In short, I had the best job in the world which only showed signs of irreversibly changing for the worse during the last five years before I retired early on grounds of ill health. My final five years as a Probation Officer witnessed a decline year-upon-year in overall resources allocated to Probation Officers, combined with a massive increase in cases to be responsible for. I refrain from using the term ‘supervise’ as opposed to the preferred choice ‘responsible for’ as today, the bulk of a Probation Officer’s task is to act as a Parole Officer who ticks off brief office attendance with their Parole licensees. Since I retired from the service, Probation Officers (like the rest of the workers in society) have been expected to do more and more on fewer and fewer resources, coupled with additional pressures of work which I never experienced. Indeed, the Probation Service was wrongly privatised for several years; a catastrophic decision that has only recently been reversed.
For my first ten years as a Probation Officer, the matrimonial courts ( in which Probation Officers doubled as ‘Matrimonial Court Officers’) would not grant a divorce, (even to consenting marriage partners) unless the divorcing couple first attended half a dozen hourly mediation sessions with a ‘Matrimonial Court Officer’. The purpose of these meetings was for the court to offer one last opportunity for divorcing couples to explore all possible avenues of mediation and reconciliation to be explored under the guidance of a worker trained in such matters. Having completed the prestigious Tavistock Programme as a Matrimonial Counsellor over a two-year period of weekly attendances each month, I found myself in this specialist role to my additional Probation Officer functions.
No person who decides to divorce arrives at their decision in doubtful mind, and most of the couples undergoing these compulsory mediation interviews at the behest of the divorce court were merely ‘going through the motions’ to satisfy the Judge that divorce was appropriate to grant. Having thought long and hard about divorce, few couples came to seek divorce lightly and only very rarely were the couples ever reconciled because of their mandatory mediation sessions, however expertise the matrimonial worker was.
However, on the few occasions when the marriage held possibilities of being salvaged, and when man and wife had separated too soon without seeking help and ended up giving it another go, there was a level of judicial rejoicing that was wholly disproportionate in respect of the overall amount of Government resources being allocated to the mediation process.

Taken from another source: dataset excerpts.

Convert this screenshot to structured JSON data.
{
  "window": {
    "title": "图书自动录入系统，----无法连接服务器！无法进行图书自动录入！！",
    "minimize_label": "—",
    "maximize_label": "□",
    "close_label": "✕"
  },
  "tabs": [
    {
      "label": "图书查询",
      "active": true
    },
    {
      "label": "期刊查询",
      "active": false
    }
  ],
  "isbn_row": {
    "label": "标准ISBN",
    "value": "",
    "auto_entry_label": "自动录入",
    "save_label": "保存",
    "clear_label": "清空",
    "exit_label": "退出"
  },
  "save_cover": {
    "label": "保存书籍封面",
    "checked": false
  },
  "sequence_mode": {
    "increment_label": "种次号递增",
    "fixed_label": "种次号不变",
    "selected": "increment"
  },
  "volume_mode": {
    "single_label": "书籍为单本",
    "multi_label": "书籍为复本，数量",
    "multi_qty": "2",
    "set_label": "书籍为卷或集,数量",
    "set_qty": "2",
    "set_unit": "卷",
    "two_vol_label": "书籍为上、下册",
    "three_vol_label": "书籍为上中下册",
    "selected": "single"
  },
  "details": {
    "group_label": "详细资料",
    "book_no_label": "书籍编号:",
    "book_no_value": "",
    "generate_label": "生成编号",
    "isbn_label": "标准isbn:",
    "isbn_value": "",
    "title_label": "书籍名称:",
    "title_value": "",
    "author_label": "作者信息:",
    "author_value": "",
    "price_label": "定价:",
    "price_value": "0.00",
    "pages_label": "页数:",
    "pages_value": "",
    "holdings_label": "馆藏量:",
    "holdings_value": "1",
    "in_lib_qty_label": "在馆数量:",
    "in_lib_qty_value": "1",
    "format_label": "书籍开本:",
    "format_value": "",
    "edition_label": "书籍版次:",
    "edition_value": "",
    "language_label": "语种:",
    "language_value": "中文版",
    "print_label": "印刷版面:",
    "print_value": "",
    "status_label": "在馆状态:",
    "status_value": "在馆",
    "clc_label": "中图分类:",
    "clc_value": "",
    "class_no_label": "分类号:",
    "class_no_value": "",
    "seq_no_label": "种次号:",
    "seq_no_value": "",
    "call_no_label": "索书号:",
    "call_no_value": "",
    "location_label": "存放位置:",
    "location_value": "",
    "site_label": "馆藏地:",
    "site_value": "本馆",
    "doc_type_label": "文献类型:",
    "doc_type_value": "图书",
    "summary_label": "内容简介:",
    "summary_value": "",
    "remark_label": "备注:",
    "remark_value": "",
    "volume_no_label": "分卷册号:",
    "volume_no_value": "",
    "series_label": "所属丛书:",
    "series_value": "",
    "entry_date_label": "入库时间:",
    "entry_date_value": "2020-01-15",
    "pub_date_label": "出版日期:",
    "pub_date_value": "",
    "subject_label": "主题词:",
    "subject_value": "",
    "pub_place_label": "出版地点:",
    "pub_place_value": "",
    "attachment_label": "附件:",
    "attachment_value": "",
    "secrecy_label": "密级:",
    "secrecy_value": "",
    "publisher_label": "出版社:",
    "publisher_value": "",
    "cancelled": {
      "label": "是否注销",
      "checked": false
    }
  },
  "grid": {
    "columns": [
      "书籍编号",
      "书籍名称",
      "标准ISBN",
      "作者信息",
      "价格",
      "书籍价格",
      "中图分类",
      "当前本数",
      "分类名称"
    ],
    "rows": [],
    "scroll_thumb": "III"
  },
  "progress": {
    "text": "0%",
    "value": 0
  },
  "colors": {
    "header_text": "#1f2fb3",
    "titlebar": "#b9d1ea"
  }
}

For the matrimonial mediator, reconciling a married couple to give their marriage another chance to work out was the rarest of successful work experiences; like losing a shilling and finding a twenty-pound note!
One such couple who entered a course of mediation under my supervision before they pressed ahead with their intended divorce, remained ever so grateful that they had given their marriage another chance. They annually expressed their gratitude to me, and each year, on their wedding anniversary, they would either phone me to thank me or drop me a card, or a brief letter of gratitude off at the Probation Office. It was pleasing to know that their decision to ‘Let’s Stay Together’ was the correct one for them.